I would need to know how to let the programatically selected node make graphically in the state "selected" like the user clicked on it. SelectedNode only makes this one internally selected. Thank you very much!
The reason it does not show as highlighted is due to the tree view not having focus. This is in a button click event on my test form:
TreeView1.SelectedNode = TreeView1.Nodes(2);
TreeView1.Focus();
Which highlights the node properly. if you remove the Focus(); call it doesn't highlight until you click into the tree view (anywhere in the tree view, not necessarily on to the node that you want to be selected).
TreeView1.SelectedNode.BackColor = SystemColors.HighlightText; // This will work
Above solutions will only set the focus on it but will not change the highlight view of it.
This works for me for .net 3.5:
Set the treeview component's DrawMode property to: OwnerDrawAll
Then in the DrawNode event write the following:
if (((e.State & TreeNodeStates.Selected) != 0) && (!MyTreeView.Focused))
e.Node.ForeColor = Color.Blue;
else
e.DrawDefault = true;
And in the BeforeSelect event have:
if (MyTreeView.SelectedNode != null)
MyTreeView.SelectedNode.ForeColor = Color.Black;
e.Node.ForeColor = Color.Blue;
I don't know if it helps you or not but check the taborder of the the page and make sure that the tree view control has tab order of 0
Here is what I got to work:
void myProcedure()
{
// Hookup a DrawMode Event Handler
this.myTV.DrawNode += myTV_DrawNode;
// Set DrawMode and HideSelection
this.myTV.DrawMode = TreeViewDrawMode.OwnerDrawText;
this.myTV.HideSelection = false;
// Make sure the TreeView has Focus
this.myTV.Focus();
// Make sure the TreeView is Selected
this.myTV.Select();
// If the TreeView has a Node, I want to select the first Node to demonstrate.
if (this.myTV.Nodes.Count > 0)
{
// Make sure the node is visible
this.myTV.Nodes[0].EnsureVisible();
// Make sure the Node is Selected
this.myTV.SelectedNode = myTV.Nodes[0];
}
// Make sure the SelectedNode IS the Node that we programmatically want to select.

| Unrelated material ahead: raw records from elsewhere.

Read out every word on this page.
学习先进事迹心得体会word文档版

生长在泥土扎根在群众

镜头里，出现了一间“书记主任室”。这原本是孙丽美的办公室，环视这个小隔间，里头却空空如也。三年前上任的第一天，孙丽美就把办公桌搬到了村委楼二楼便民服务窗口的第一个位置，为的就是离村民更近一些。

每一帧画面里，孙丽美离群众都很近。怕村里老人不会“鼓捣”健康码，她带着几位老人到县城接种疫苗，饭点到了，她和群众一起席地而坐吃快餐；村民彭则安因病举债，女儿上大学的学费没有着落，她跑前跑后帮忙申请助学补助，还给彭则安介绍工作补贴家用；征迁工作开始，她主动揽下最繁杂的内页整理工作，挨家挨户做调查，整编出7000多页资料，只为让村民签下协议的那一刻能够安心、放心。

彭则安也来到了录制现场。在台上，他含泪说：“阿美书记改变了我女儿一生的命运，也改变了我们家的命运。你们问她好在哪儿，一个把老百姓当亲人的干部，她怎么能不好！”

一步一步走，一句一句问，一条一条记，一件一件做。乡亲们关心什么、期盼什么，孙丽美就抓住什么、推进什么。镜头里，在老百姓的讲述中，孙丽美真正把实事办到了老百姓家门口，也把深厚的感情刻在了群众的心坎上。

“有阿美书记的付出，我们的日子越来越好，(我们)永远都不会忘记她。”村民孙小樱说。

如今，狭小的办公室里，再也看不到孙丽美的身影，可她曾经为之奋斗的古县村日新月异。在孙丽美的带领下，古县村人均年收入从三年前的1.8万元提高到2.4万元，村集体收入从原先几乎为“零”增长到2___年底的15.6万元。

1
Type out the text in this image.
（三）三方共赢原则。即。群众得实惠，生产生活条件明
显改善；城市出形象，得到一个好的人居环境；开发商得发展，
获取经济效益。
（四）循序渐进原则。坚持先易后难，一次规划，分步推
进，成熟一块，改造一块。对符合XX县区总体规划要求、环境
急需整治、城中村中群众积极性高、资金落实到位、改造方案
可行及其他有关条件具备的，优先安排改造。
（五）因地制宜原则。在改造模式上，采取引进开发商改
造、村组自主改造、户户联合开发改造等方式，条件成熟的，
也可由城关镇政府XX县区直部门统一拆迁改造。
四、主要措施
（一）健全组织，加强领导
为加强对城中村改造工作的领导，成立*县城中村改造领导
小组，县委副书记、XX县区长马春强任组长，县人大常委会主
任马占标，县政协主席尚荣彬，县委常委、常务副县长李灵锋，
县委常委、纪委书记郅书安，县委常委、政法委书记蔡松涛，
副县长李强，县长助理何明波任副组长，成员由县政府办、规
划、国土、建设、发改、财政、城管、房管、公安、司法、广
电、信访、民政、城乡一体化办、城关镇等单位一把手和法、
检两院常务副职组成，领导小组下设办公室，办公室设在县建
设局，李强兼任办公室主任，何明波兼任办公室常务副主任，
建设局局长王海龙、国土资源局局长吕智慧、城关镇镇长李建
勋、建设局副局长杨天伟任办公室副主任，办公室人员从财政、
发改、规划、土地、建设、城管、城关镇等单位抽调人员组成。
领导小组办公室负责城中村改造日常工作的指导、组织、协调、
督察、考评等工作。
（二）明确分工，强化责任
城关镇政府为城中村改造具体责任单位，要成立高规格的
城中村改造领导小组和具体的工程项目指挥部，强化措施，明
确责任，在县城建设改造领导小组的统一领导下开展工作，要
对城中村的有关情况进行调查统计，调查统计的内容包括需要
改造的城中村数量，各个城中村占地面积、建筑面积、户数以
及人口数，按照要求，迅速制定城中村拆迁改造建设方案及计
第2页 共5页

textBox1.Text = this.myTV.SelectedNode.Text;
// if we display sanityCheck1 string, it actually is the correct node.text
// Make sure .NET runtime knows the Node is selected
textBox1.Text += " is Selected = " + this.myTV.SelectedNode.IsSelected.ToString();
}
Following up: laalto answered the How to HighLight the TreeView.Node. The following code in the DrawNode Event Handler, from samball's answer, properly highlights the TreeView.Node based on its Selected State.
private void myTV_DrawNode(object sender, DrawTreeNodeEventArgs e)
{
// first, let .NET draw the Node with its defaults
e.DrawDefault = true;
// Now update the highlighting or not
if (e.State == TreeNodeStates.Selected)
{
e.Node.BackColor = SystemColors.Highlight;
e.Node.ForeColor = SystemColors.HighlightText;
}
else
{
e.Node.BackColor = ((TreeView)sender).BackColor;
e.Node.ForeColor = ((TreeView)sender).ForeColor;
}
}
Platform = C# .NET 4.5 in Windows 10, Visual Studio 2015
TreeView1.SelectedNode = TreeView1.Nodes(2);
this.ActiveControl = TreeView1;
This works for me (.net 4.7)
The underlying Win32 control supports this (think it's TVIS_DROPHILITED), but I can't see the same functionality exposed through the TreeView control.
As theraneman says, you could fake it with the TreeNode.ForeColor and BackColor properties...
I had an similar issue and wanted to have a TreeView node selected (highlighted) on form load.
Maybe someone has the same problem, too.
I first tried Pondidum's solution. Without success.
But then I found the solution in another thread: Simply set the TabIndex of the TreeView to 0.
In that case you don't need to set the focus. Just choose the node that should be selected by using SelectedNode and set the TabIndex. That's it.
Not sure, but can you not change the background color of that node?